Du folk-metal allemand, on connait des groupes allemands comme In Extremo, Empyrium ou Equilibrium. Mais certaines formations au succès régulier outre-Rhin nous sont moins familières. C’est le cas de Feuerschwanz, qui a pourtant dépassé les quinze ans de carrière et présente ce mois-ci son neuvième opus, bien plus lourd et agressif que les précédents.



 

A vrai dire, la formation germanique a opéré plusieurs mues au cours de sa carrière : à l’origine groupe de folk médiéval avec de vagues accents rock, Feuerschwanz évolue ensuite vers un folk-rock plus consistant, avant d’incorporer des influences metal sur ses deux derniers albums, Methammer et Sex Is Muss.
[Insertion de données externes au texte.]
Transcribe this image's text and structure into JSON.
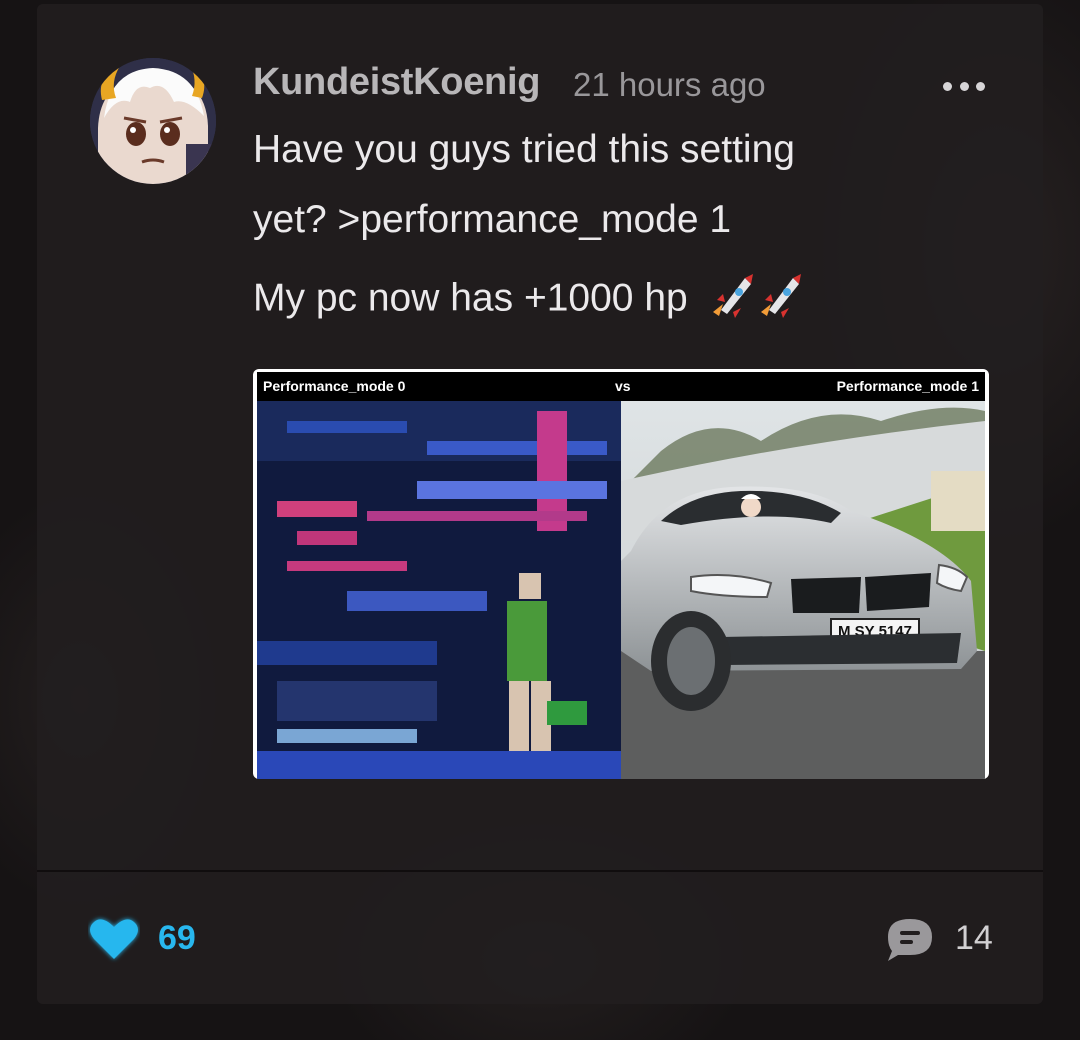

Sur ce nouvel opus, Das Elfte Gebot (Le Onzième Commandement) le groupe poursuit son évolution et semble avoir trouvé l’équilibre idéal entre folk-rock d’inspiration médiévale et metal mélodique assumé. L’ensemble reste relativement « doux » pour du folk metal (on est nettement plus proche d’un Elvenking que d’un Arkona façon Khram ou du dernier Eluveitie), mais le mélange entre folk d’inspiration médiévale et heavy / power fonctionne excellemment bien.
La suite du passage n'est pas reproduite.